A brief description is this is a tune-able filter where the pot adjusts the RLC filter resonance frequency. Sweeping a filter with approximately band-pass response (lower end response is roughly low-pass with large resonant peak) creates a vowel-like formant on the input signal (typically guitar). People perceive this as the instrument saying "wah".

Here are some hints.

First, a rigorous analysis of the circuit including every resistor and capacitor gets out-of-hand really quickly. The salient features of the wah effect are captured within the potentiometer, inductor, feedback capacitor (0.01uF) and the forward amplification of the BJT. Everything else can be considered for biasing or DC blocking.

Effects of the input capacitor (0.01uF) can be approximated by assuming the LRC tank zero (actually the pole location is valid using RC). Effects of the 1k5 resistor can be added back in using a more simplified approximation. These do have an audible effect, but you can neglect them for the purpose of getting your mind wrapped around how the circuit actually works.

It looks simple enough at first, but a good derivation of the transfer function is not trivial. Not certain how deep you are being asked to analyze the circuit.

Observation # 1: In a feedback topology circuit, the final transfer function is

FG/(1-LG)

FG = forward gain

LG = loop gain

Observation # 2: When there is no feedback (pot attenuating feedback portion of signal to zero) it is a simple band-pass RLC filter that gets amplified by the BJT.

Observation #3: Feedback loop gain does not include the bandpass filter.
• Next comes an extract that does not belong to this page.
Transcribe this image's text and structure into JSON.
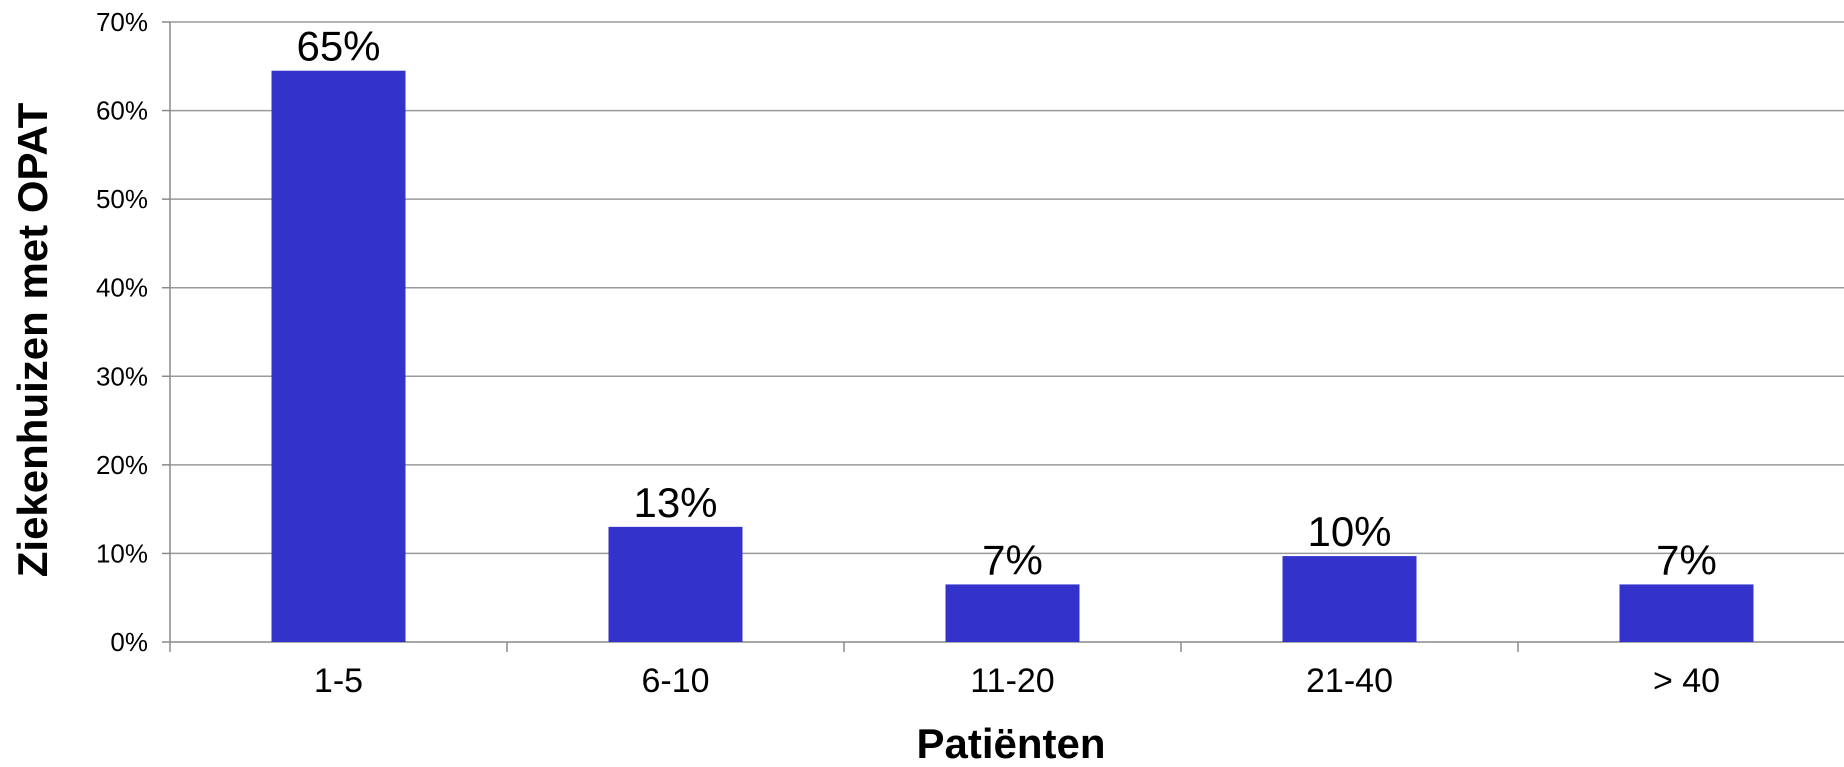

It is a simple linear forward inverting gain of the BJT amplifier and the RLC tank shows up in the loop-gain equation as a high-pass filter (see #4).
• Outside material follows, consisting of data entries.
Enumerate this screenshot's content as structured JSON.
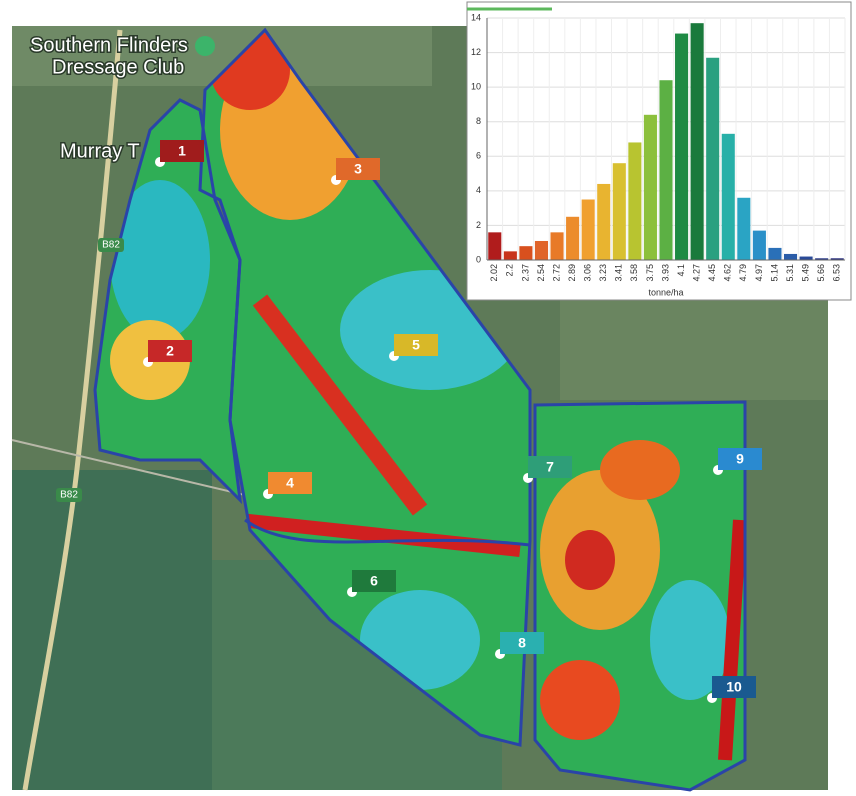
{
  "map": {
    "place_lines": [
      "Southern Flinders",
      "Dressage Club"
    ],
    "town": "Murray T",
    "roads": [
      "B82",
      "B82"
    ],
    "markers": [
      {
        "label": "1",
        "color": "#a01c1c"
      },
      {
        "label": "2",
        "color": "#c62828"
      },
      {
        "label": "3",
        "color": "#e0692a"
      },
      {
        "label": "4",
        "color": "#f08a30"
      },
      {
        "label": "5",
        "color": "#d8b828"
      },
      {
        "label": "6",
        "color": "#1f7a3c"
      },
      {
        "label": "7",
        "color": "#2e9e78"
      },
      {
        "label": "8",
        "color": "#2ab0b0"
      },
      {
        "label": "9",
        "color": "#2a8ad0"
      },
      {
        "label": "10",
        "color": "#1a5a90"
      }
    ]
  },
  "chart_data": {
    "type": "bar",
    "x_label": "tonne/ha",
    "categories": [
      "2.02",
      "2.2",
      "2.37",
      "2.54",
      "2.72",
      "2.89",
      "3.06",
      "3.23",
      "3.41",
      "3.58",
      "3.75",
      "3.93",
      "4.1",
      "4.27",
      "4.45",
      "4.62",
      "4.79",
      "4.97",
      "5.14",
      "5.31",
      "5.49",
      "5.66",
      "6.53"
    ],
    "values": [
      1.6,
      0.5,
      0.8,
      1.1,
      1.6,
      2.5,
      3.5,
      4.4,
      5.6,
      6.8,
      8.4,
      10.4,
      13.1,
      13.7,
      11.7,
      7.3,
      3.6,
      1.7,
      0.7,
      0.35,
      0.2,
      0.1,
      0.1
    ],
    "colors": [
      "#b01c1c",
      "#c8341c",
      "#d8501e",
      "#e0642a",
      "#e87a28",
      "#ec8c2c",
      "#f0a030",
      "#e8b430",
      "#d8c030",
      "#b8c430",
      "#8cc03c",
      "#5cb044",
      "#1e8a44",
      "#1a7a3c",
      "#2aa080",
      "#28b0a8",
      "#2aa4c4",
      "#2a90c8",
      "#2a70b8",
      "#2a5ca8",
      "#2a4a98",
      "#2a3a88",
      "#2a3080"
    ],
    "ylim": [
      0,
      14
    ],
    "yticks": [
      0,
      2,
      4,
      6,
      8,
      10,
      12,
      14
    ],
    "grid": true
  }
}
Observation #4: When there is feedback, the loop gain includes the RLC tank in the form of a high-pass filter.

Observation #5: The circuit can be simplified into the following general format:

[1-pole high pass filter]->[Attenuation]->[Band-Pass RLC Filter]->[Summing Junction]->[BJT Gain]->[Output]

The feed backloop goes like this:

[Summing Junction]<-[high pass RLC filter]<-[Potentiometer Attenuation]<-[Output]
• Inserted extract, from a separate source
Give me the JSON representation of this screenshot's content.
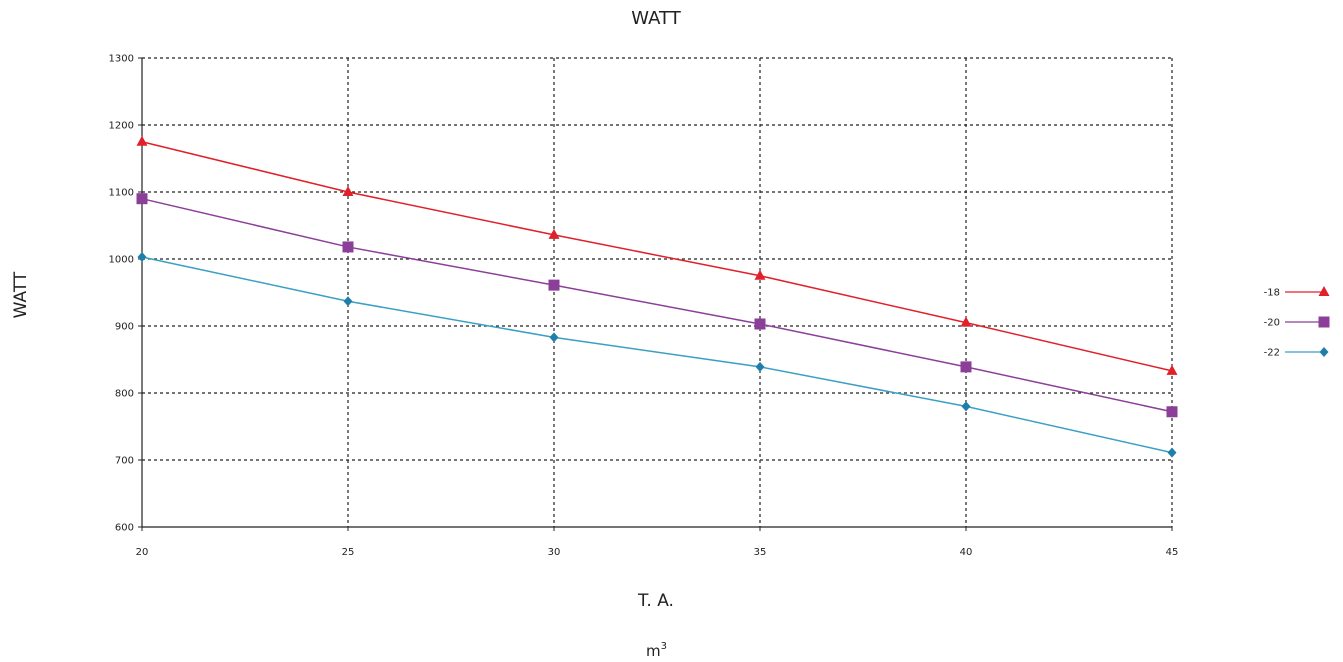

There is a little subtle effect with the 1k5 resistor which blends a little bit of "dry" to the input of the BJT amp gain, which pulls the low frequency response up a little bit.

If you simplify the 1k5 resistor away, you can capture the salient features of the transfer function with something like this:

G0*[1Pole_HPF]*[BPF]/(1 - [HPF])

BPF = second-order band-pass filter

HPF = second-order high-pass filter

1Pole_HPF = RC high pass filter formed between the 68k and 0.01uF at input.

Here's a MATLAB file which captures the transfer function and also deals with the 1k5 resistor in a simplified (approximate) way, but I have found this model can be tweaked to practically align almost exactly on top of the plots generated from a circuit simulation. This tells me the effects I have neglected or approximated are valid approximations: http://cackleberrypines.net/transmogrifox/src/bela/crybaby-1.m

Also check this out for a higher-level overview, including analysis of the bias points, etc: http://www.geofex.com/article_folders/wahpedl/wahped.htm

One useful tidbit is the observation that the variable negative feedback works to create a variable capacitor. When I worked out the transfer function from above I found the term expressing forward gain multiplied by pot attenuation show up in the filter coefficients where you can render it as a capacitance multiplication factor -- indeed RG Keen is correct -- it synthesizes a variable capacitor.